Clearly define the ultimate goal and take time to map a clear path for accomplishing it. Plan the change in course in phases so each step becomes the new normal before introducing the next one. No one wants their entire world flooded with new systems and procedures while they are trying to make sales.

The highest success rates happen when the sales enablement rollout is divided into at least three phases. This creates a smoother transition and allows discovery of bumps and challenges while they are still small ones.

Phase I: Development and Planning
Before you introduce anything to your sales team, first define what you want to accomplish and decide the metrics you will measure. This can’t be overemphasized, yet so many people miss this step!

  • Determine the project scope, your specific goals, and who will participate. Determine the metrics you will measure. Some examples are:
    • Adoption – number of reps who participate and how often
    • Productivity – time spent before and after looking for sales support
    • Content usage – which pieces are being used consistently, when and by won deal.
    • Baseline other key performance indicators such as seller confidence, sales cycle length, opportunity conversion, ramp time of new hires, etc.
  • Decide on the role of technology in the implementation and integration. Be very clear on must-have vs. nice-to-have features – and the business impact of each.

Phase II: Launch
As you roll this out to the team, you’ll want your salespeople to experience instant results instead of frustrations. So, before you introduce this to the whole team, plan a soft launch to have a test phase. As you begin testing the solution with a small group, you’ll find it is easier to tweak things on a modest scale with a small group of sellers.  This also helps create some early adopters and leaders within the sales team who have already tasted success with the system.

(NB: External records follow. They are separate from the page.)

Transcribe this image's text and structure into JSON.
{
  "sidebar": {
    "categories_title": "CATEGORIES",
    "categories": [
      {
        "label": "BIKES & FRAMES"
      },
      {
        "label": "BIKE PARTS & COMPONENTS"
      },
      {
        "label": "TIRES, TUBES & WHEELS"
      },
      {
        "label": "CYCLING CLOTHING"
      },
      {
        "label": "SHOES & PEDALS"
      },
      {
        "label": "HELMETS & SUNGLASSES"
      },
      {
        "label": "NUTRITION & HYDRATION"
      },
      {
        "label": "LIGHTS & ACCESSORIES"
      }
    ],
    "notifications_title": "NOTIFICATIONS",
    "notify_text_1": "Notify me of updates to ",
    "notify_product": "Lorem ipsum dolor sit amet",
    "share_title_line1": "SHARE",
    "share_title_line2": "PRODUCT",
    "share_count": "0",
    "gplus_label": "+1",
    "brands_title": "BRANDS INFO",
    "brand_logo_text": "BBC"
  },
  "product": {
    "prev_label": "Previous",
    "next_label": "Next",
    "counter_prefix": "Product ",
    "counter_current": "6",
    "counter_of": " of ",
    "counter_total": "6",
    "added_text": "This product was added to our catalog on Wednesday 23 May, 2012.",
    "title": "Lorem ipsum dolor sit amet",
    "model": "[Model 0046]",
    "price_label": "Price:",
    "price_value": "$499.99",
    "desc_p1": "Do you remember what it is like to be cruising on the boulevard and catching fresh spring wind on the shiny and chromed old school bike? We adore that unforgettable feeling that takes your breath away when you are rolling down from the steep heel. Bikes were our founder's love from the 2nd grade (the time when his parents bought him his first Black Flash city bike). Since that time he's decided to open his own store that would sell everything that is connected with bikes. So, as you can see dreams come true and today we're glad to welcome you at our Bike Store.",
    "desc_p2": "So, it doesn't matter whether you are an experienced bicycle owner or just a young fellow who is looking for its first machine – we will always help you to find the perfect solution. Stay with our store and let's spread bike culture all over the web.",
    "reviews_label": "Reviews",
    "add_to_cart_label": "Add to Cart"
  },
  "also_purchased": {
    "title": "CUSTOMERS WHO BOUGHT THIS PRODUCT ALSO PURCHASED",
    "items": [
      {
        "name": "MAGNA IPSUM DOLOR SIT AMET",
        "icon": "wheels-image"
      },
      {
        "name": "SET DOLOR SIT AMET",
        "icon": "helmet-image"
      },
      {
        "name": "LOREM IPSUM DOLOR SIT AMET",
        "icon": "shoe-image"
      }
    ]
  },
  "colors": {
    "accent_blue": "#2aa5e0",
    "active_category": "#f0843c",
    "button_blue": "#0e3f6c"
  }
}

By the time the whole team is on board, the kinks are worked out and people can get up and running quickly with early instant success. Make sure you communicate what you are automating and focus the training on those processes/systems. Make it lightweight and show the seller the benefits. Remind the sellers (and show them) that this is designed to help them make additional sales, not create more work.

Phase III: Operate and Maintain
Going forward, have a plan to ensure content is available and up to date. New advancements in machine learning can update the tagging without the administrator doing anything, which will free you up to review the reports.

  • Focus on business impact – measure not just usage or popularity, but how content is moving deals through sales cycles and ultimately closing new business.
  • Maximize the CRM integration to allow for revenue metrics.
  • Use content insights to remove unused content – and develop more pieces and micro-coaching that will have an impact on the business.

The operating and maintaining phase is often the most difficult, but will reap the most rewards. Measuring and adjusting regularly is the key. Your sales enablement mission doesn’t end when you’ve implemented your solution; rather, objectives should continuously evolve for improved use of your strategy.